El test de Rorschach, sin ir más lejos, consiste en la interpretación de diez láminas con manchas de tinta. La tinta, colocada sobre un papel que fue doblado al medio, da como resultado estas manchas simétricas pero poco estructuradas y bastante ambiguas. Desarrollado como técnica de psicodiagnóstico por el psicoanalista suizo Hermann Rorschach, se publicó en 1921 y alguna vez recuerdo haber respondido a cada lámina haciendo un ejercicio que sin ninguna dificultad venía haciendo desde toda una vida. Vi payasos, niñas tomadas de las manos con colitas de caballo, unos camareros girando en torno a una mesa y hasta un gigante en perspectiva dando enormes zancadas.
La pareidolia facial es una versión aún más pulida del mismo fenómeno. Los seres humanos parecemos ser campeones a la hora de detectar patrones y especialmente rostros en objetos. Durante mucho tiempo, astrónomos amateurs creyeron ver una cara en el planeta Marte, después que las primeras imágenes del orbitador Viking 1 regresaran a la Tierra en 1976. Muchos siguieron insistiendo incluso cuando se probó que se trataba de un particular juego de luces y sombras que formaba ese “rostro” que parecía una señal desde el espacio.
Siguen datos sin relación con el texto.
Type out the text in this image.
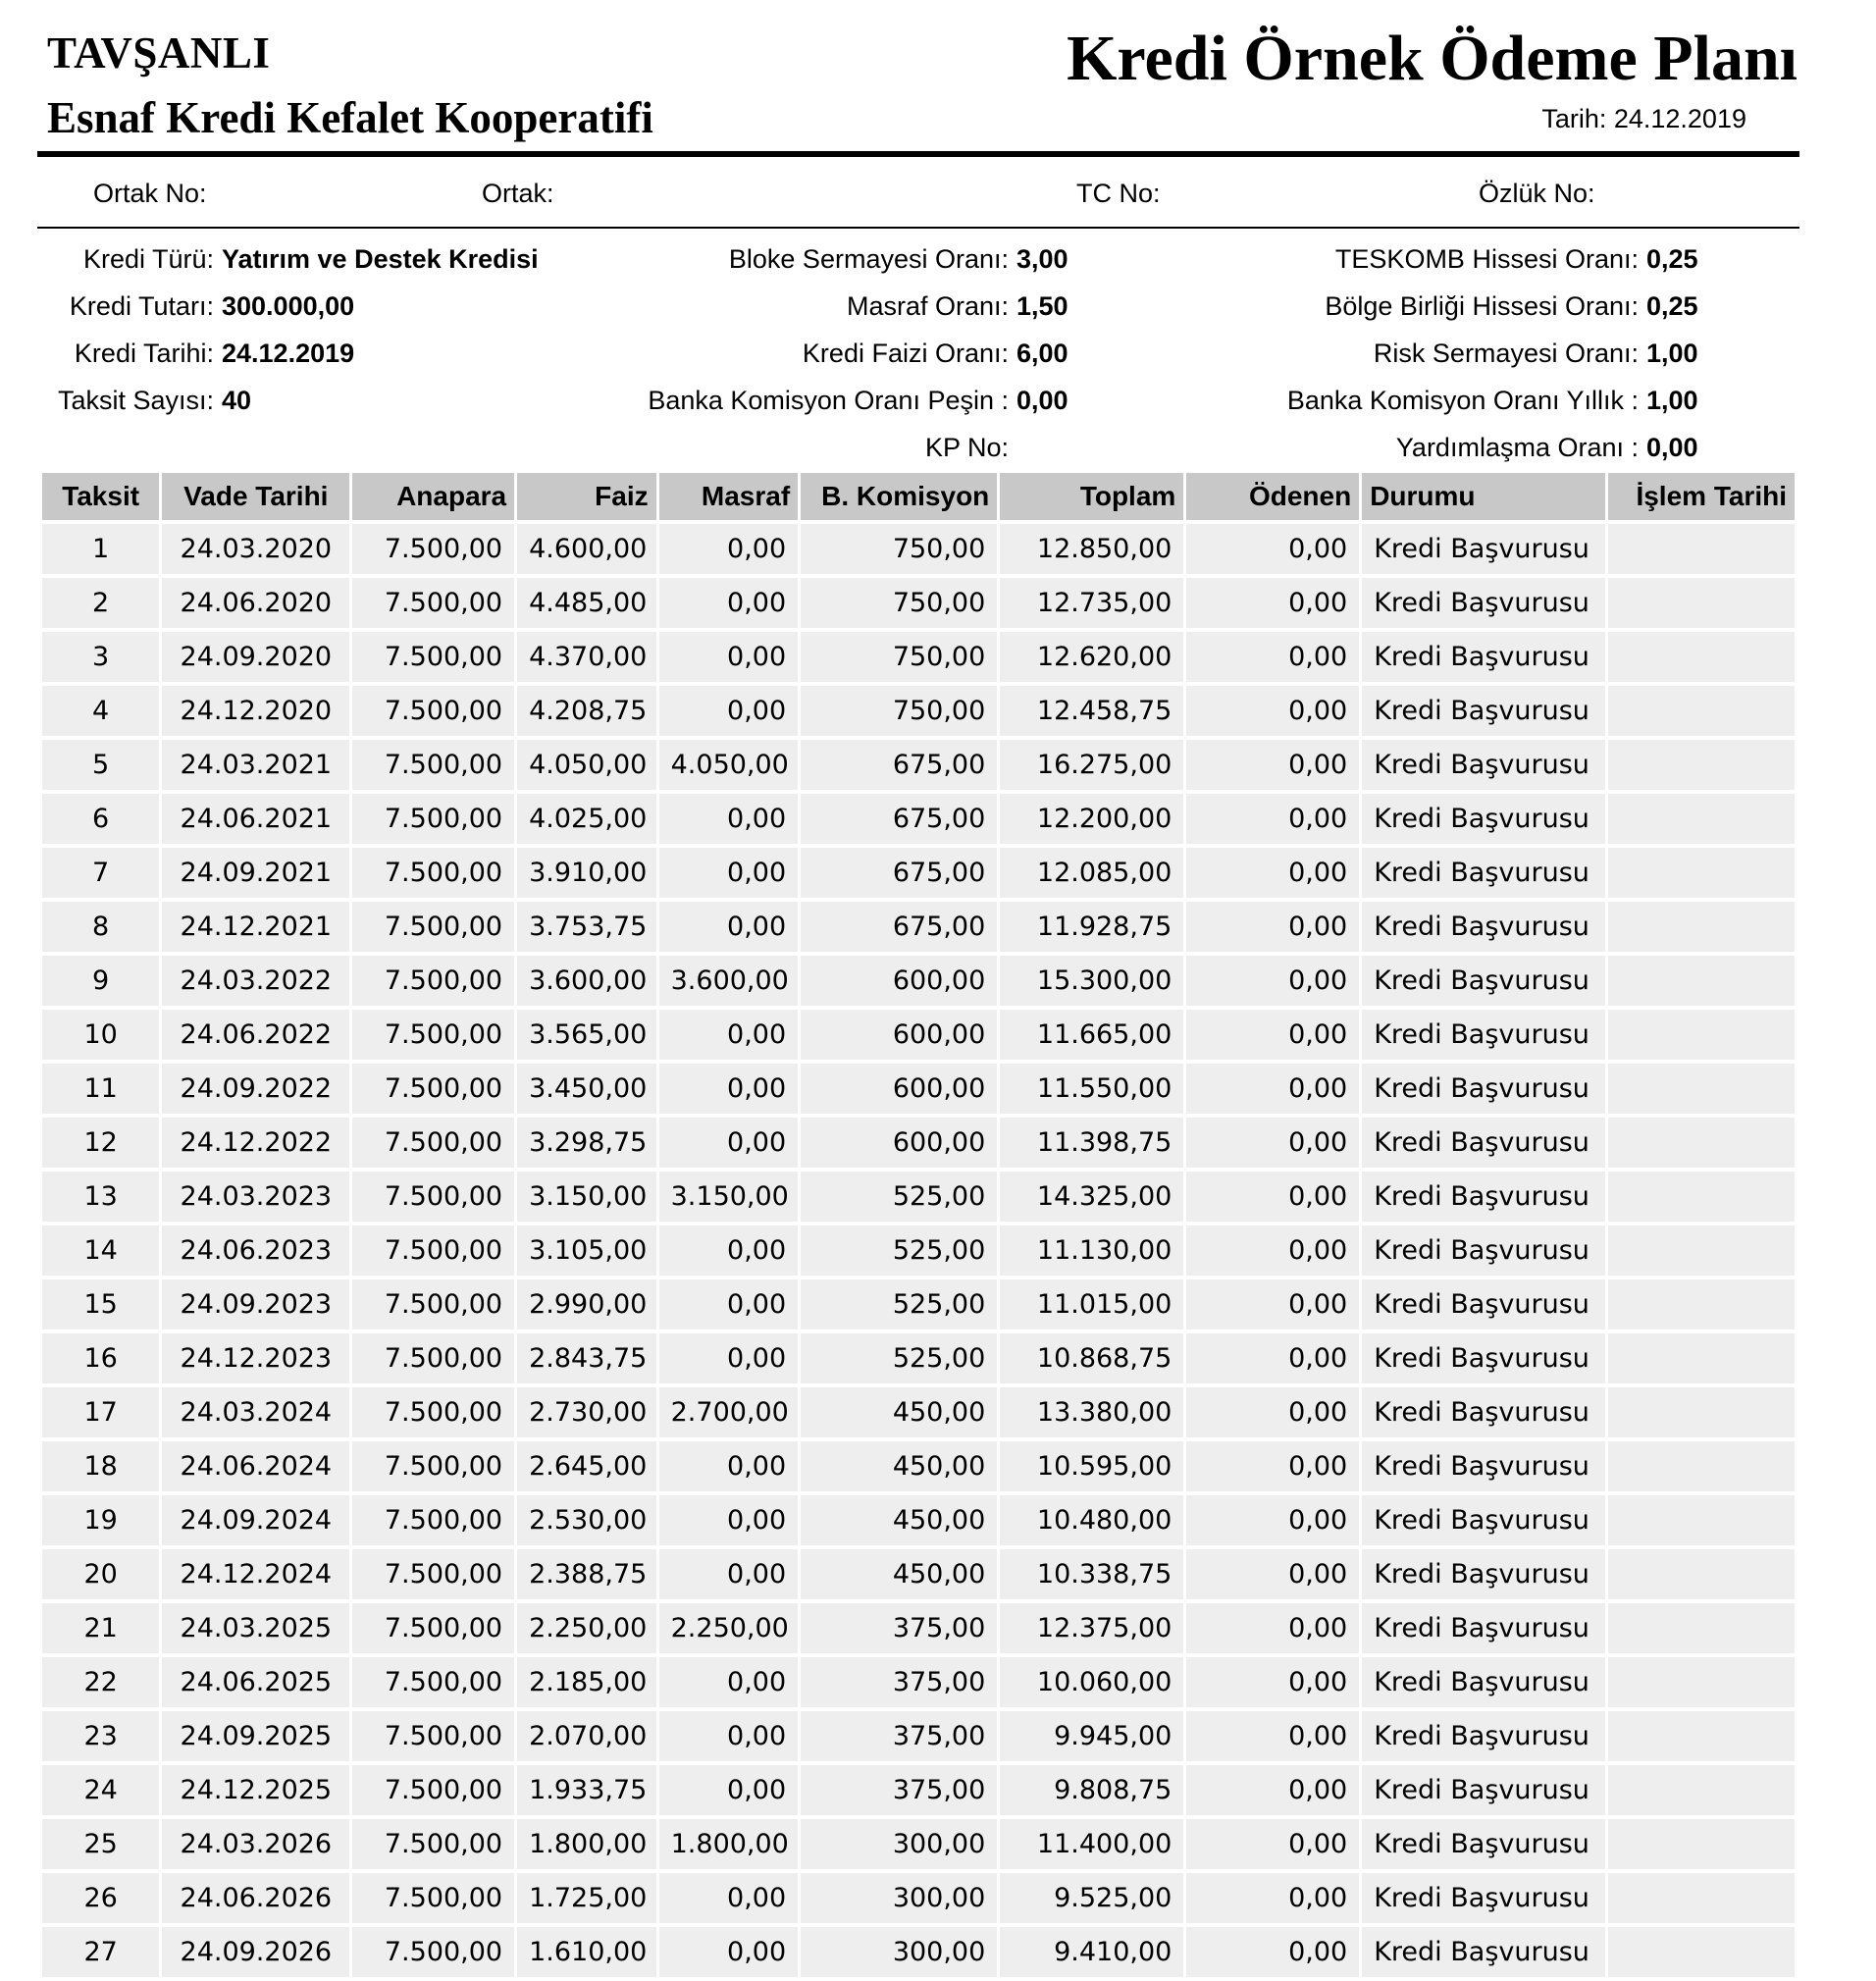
TAVŞANLI
Esnaf Kredi Kefalet Kooperatifi
Kredi Örnek Ödeme Planı
Tarih: 24.12.2019
Ortak No:	Ortak:	TC No:	Özlük No:
Kredi Türü: Yatırım ve Destek Kredisi
Kredi Tutarı: 300.000,00
Kredi Tarihi: 24.12.2019
Taksit Sayısı: 40
Bloke Sermayesi Oranı: 3,00
Masraf Oranı: 1,50
Kredi Faizi Oranı: 6,00
Banka Komisyon Oranı Peşin : 0,00
KP No:
TESKOMB Hissesi Oranı: 0,25
Bölge Birliği Hissesi Oranı: 0,25
Risk Sermayesi Oranı: 1,00
Banka Komisyon Oranı Yıllık : 1,00
Yardımlaşma Oranı : 0,00
Taksit	Vade Tarihi	Anapara	Faiz	Masraf	B. Komisyon	Toplam	Ödenen	Durumu	İşlem Tarihi
1	24.03.2020	7.500,00	4.600,00	0,00	750,00	12.850,00	0,00	Kredi Başvurusu	
2	24.06.2020	7.500,00	4.485,00	0,00	750,00	12.735,00	0,00	Kredi Başvurusu	
3	24.09.2020	7.500,00	4.370,00	0,00	750,00	12.620,00	0,00	Kredi Başvurusu	
4	24.12.2020	7.500,00	4.208,75	0,00	750,00	12.458,75	0,00	Kredi Başvurusu	
5	24.03.2021	7.500,00	4.050,00	4.050,00	675,00	16.275,00	0,00	Kredi Başvurusu	
6	24.06.2021	7.500,00	4.025,00	0,00	675,00	12.200,00	0,00	Kredi Başvurusu	
7	24.09.2021	7.500,00	3.910,00	0,00	675,00	12.085,00	0,00	Kredi Başvurusu	
8	24.12.2021	7.500,00	3.753,75	0,00	675,00	11.928,75	0,00	Kredi Başvurusu	
9	24.03.2022	7.500,00	3.600,00	3.600,00	600,00	15.300,00	0,00	Kredi Başvurusu	
10	24.06.2022	7.500,00	3.565,00	0,00	600,00	11.665,00	0,00	Kredi Başvurusu	
11	24.09.2022	7.500,00	3.450,00	0,00	600,00	11.550,00	0,00	Kredi Başvurusu	
12	24.12.2022	7.500,00	3.298,75	0,00	600,00	11.398,75	0,00	Kredi Başvurusu	
13	24.03.2023	7.500,00	3.150,00	3.150,00	525,00	14.325,00	0,00	Kredi Başvurusu	
14	24.06.2023	7.500,00	3.105,00	0,00	525,00	11.130,00	0,00	Kredi Başvurusu	
15	24.09.2023	7.500,00	2.990,00	0,00	525,00	11.015,00	0,00	Kredi Başvurusu	
16	24.12.2023	7.500,00	2.843,75	0,00	525,00	10.868,75	0,00	Kredi Başvurusu	
17	24.03.2024	7.500,00	2.730,00	2.700,00	450,00	13.380,00	0,00	Kredi Başvurusu	
18	24.06.2024	7.500,00	2.645,00	0,00	450,00	10.595,00	0,00	Kredi Başvurusu	
19	24.09.2024	7.500,00	2.530,00	0,00	450,00	10.480,00	0,00	Kredi Başvurusu	
20	24.12.2024	7.500,00	2.388,75	0,00	450,00	10.338,75	0,00	Kredi Başvurusu	
21	24.03.2025	7.500,00	2.250,00	2.250,00	375,00	12.375,00	0,00	Kredi Başvurusu	
22	24.06.2025	7.500,00	2.185,00	0,00	375,00	10.060,00	0,00	Kredi Başvurusu	
23	24.09.2025	7.500,00	2.070,00	0,00	375,00	9.945,00	0,00	Kredi Başvurusu	
24	24.12.2025	7.500,00	1.933,75	0,00	375,00	9.808,75	0,00	Kredi Başvurusu	
25	24.03.2026	7.500,00	1.800,00	1.800,00	300,00	11.400,00	0,00	Kredi Başvurusu	
26	24.06.2026	7.500,00	1.725,00	0,00	300,00	9.525,00	0,00	Kredi Başvurusu	
27	24.09.2026	7.500,00	1.610,00	0,00	300,00	9.410,00	0,00	Kredi Başvurusu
Científicos de la Universidad de Sydney han descubierto que no sólo vemos caras en objetos cotidianos, sino que además nuestros cerebros procesan esas imágenes de forma tal que podemos reconocer las emociones que expresan, así como lo haríamos con un rostro real, en lugar de descartarlos como detecciones “falsas”. El mecanismo parece haber evolucionado en paralelo con nuestra necesidad como especie de juzgar rápidamente si una persona era amiga o enemiga: el monigote sonriente en mi taza de café o el monstruo de mirada amenazante en ese rincón húmedo de la pared. Una cuenta abandonada de X-Twitter con el nombre de Faces in Things o “Caras en las cosas”, solía dedicarse a recolectar justamente eso: contribuciones de usuarios que detectaban caras en los objetos más inverosímiles.
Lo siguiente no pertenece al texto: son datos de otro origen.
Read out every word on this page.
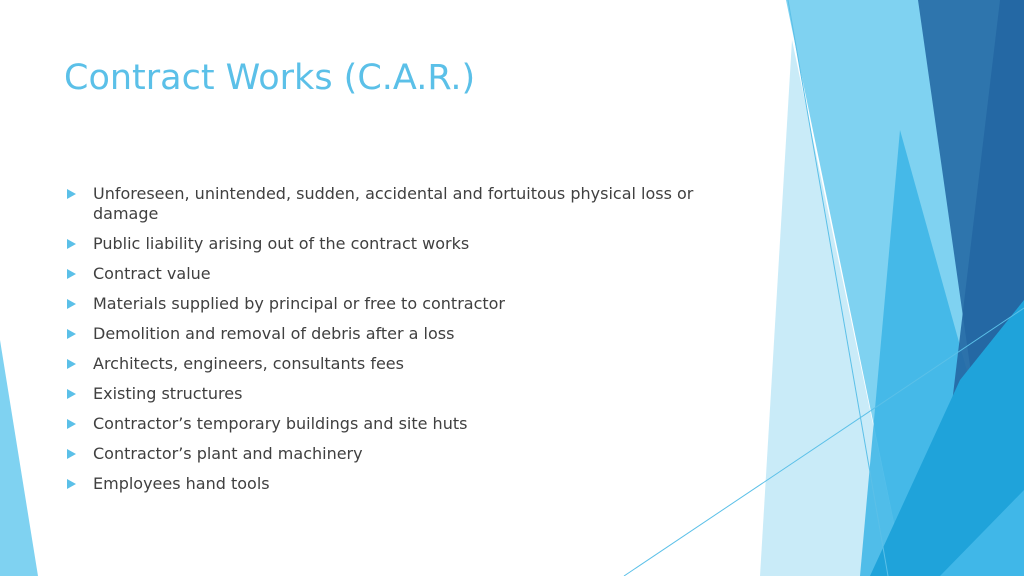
Contract Works (C.A.R.)
Unforeseen, unintended, sudden, accidental and fortuitous physical loss or damage
Public liability arising out of the contract works
Contract value
Materials supplied by principal or free to contractor
Demolition and removal of debris after a loss
Architects, engineers, consultants fees
Existing structures
Contractor’s temporary buildings and site huts
Contractor’s plant and machinery
Employees hand tools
Somos una especie social sumamente sofisticada y el reconocimiento facial fue clave para nuestra supervivencia. ¿Cuáles son las intenciones y emociones que tiene ese rostro delante de mí? ¿Reviste algún peligro? ¿Está feliz de verme o dispuesto a atacarme? Nuestro cerebro parece funcionar con una suerte de procedimiento de comparación de plantillas. Entonces, al ver un objeto que parece tener dos ojos encima de una nariz y debajo una línea que se asemeja a una boca rápidamente llegaremos a la conclusión de que se trata de una cara. Y el paso siguiente, a juzgar por la curva en esa boca, el alineamiento de las cejas (si las hubiera) y algún otro detalle más será determinar si sonríe, está triste o preocupada.
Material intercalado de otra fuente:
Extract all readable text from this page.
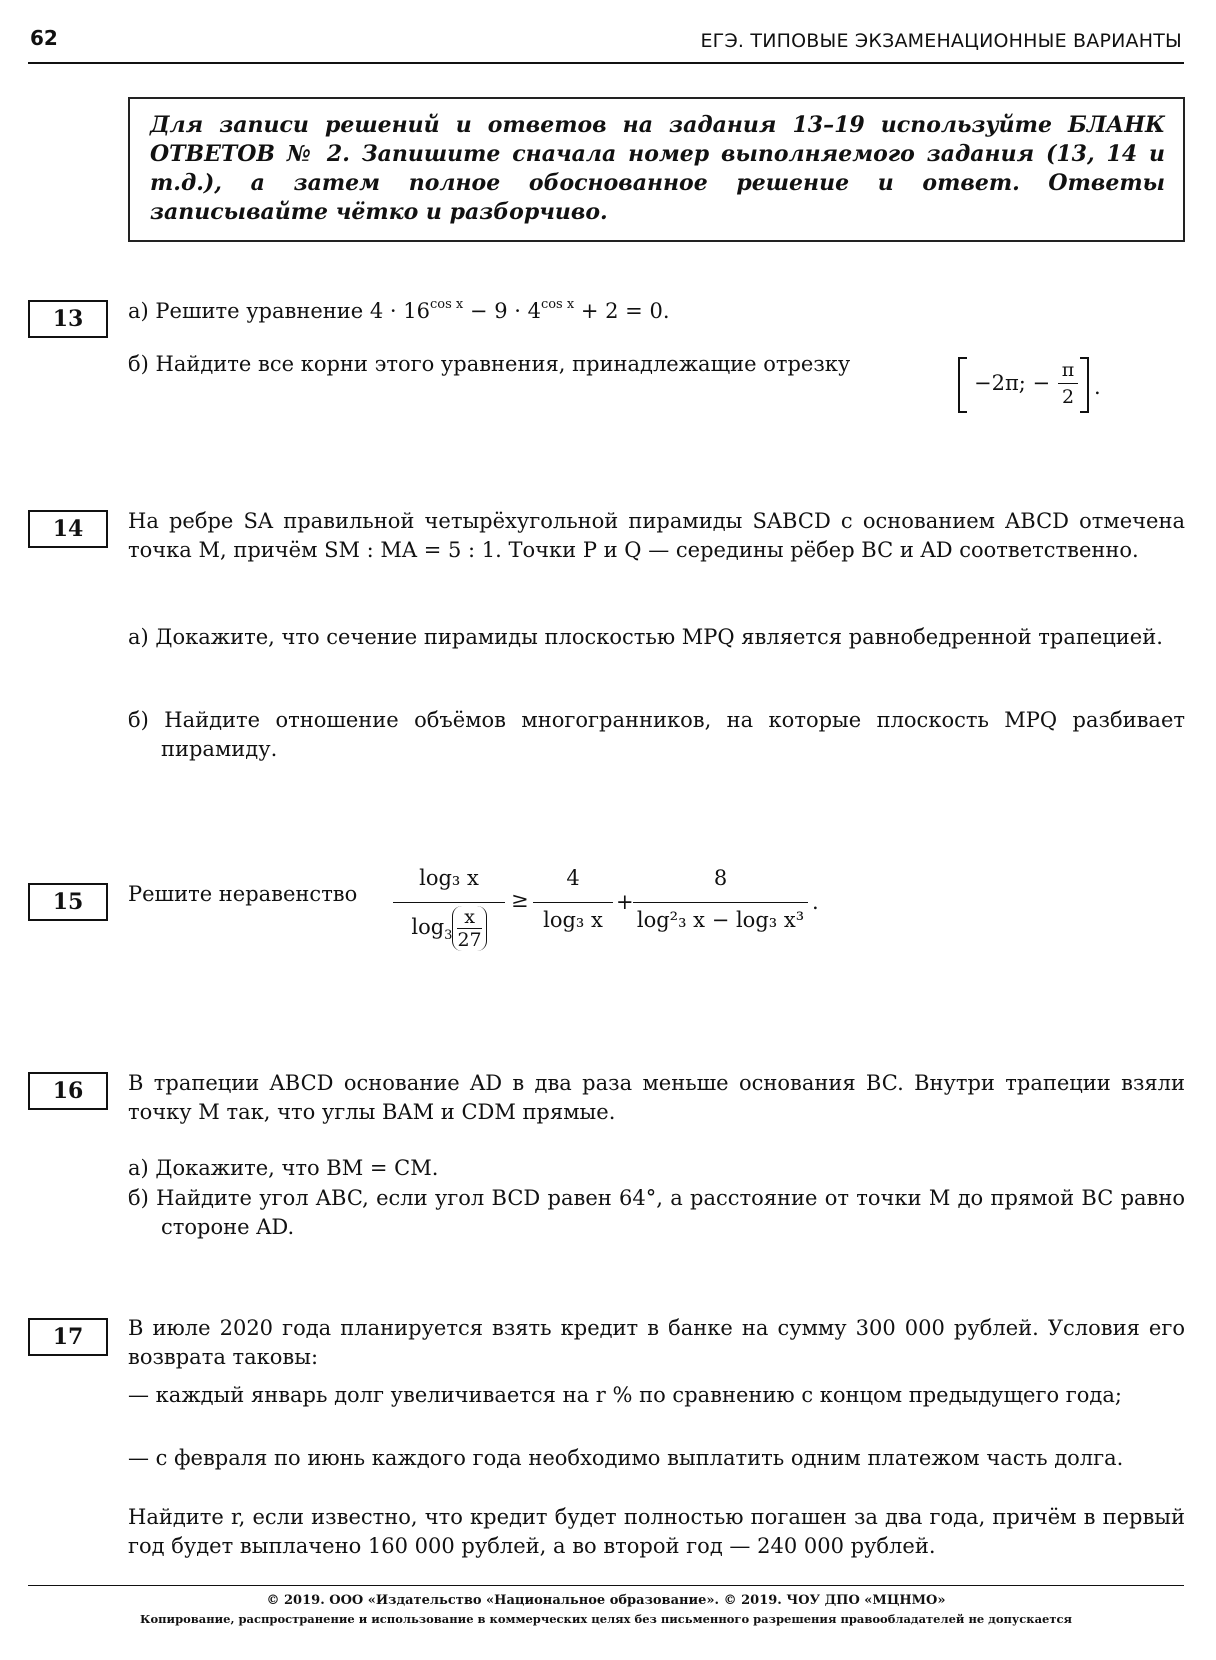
62	ЕГЭ. ТИПОВЫЕ ЭКЗАМЕНАЦИОННЫЕ ВАРИАНТЫ
Для записи решений и ответов на задания 13–19 используйте БЛАНК ОТВЕТОВ № 2. Запишите сначала номер выполняемого задания (13, 14 и т.д.), а затем полное обоснованное решение и ответ. Ответы записывайте чётко и разборчиво.
13	а) Решите уравнение $4 \cdot 16^{cos x} - 9 \cdot 4^{cos x} + 2 = 0$.
б) Найдите все корни этого уравнения, принадлежащие отрезку
−2π; − $\frac{\pi}{2}$ .
14	На ребре SA правильной четырёхугольной пирамиды SABCD с основанием ABCD отмечена точка M, причём SM : MA = 5 : 1. Точки P и Q — середины рёбер BC и AD соответственно.
а) Докажите, что сечение пирамиды плоскостью MPQ является равнобедренной трапецией.
б) Найдите отношение объёмов многогранников, на которые плоскость MPQ разбивает пирамиду.
15	Решите неравенство
log₃ x
$\log_3 \frac{x}{27}$
≥
4
log₃ x
+
8
log²₃ x − log₃ x³
.
16	В трапеции ABCD основание AD в два раза меньше основания BC. Внутри трапеции взяли точку M так, что углы BAM и CDM прямые.
а) Докажите, что BM = CM.
б) Найдите угол ABC, если угол BCD равен 64°, а расстояние от точки M до прямой BC равно стороне AD.
17	В июле 2020 года планируется взять кредит в банке на сумму 300 000 рублей. Условия его возврата таковы:
— каждый январь долг увеличивается на r % по сравнению с концом предыдущего года;
— с февраля по июнь каждого года необходимо выплатить одним платежом часть долга.
Найдите r, если известно, что кредит будет полностью погашен за два года, причём в первый год будет выплачено 160 000 рублей, а во второй год — 240 000 рублей.
© 2019. ООО «Издательство «Национальное образование». © 2019. ЧОУ ДПО «МЦНМО»
Копирование, распространение и использование в коммерческих целях без письменного разрешения правообладателей не допускается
Algunas noches, en mi cuarto de la infancia, los reflejos nocturnos hacían que las sombras de los árboles se convirtieran en monstruos temibles con largos brazos y manos huesudas listas para rozarme en cuanto me quedase dormida. Pero había descubierto un truco: si las miraba fijo por el tiempo suficiente y pensaba en otra cosa, las figuras se desarmaban y dejaban de dar miedo, para ser simplemente árboles haciendo sombras chinescas sobre el techo. En mi adultez, otros son mis miedos, pero cada tanto las formas me regalan un guiño y reconozco sonrisas, animales y monstruos en los objetos más vulgares. Lo considero una suerte.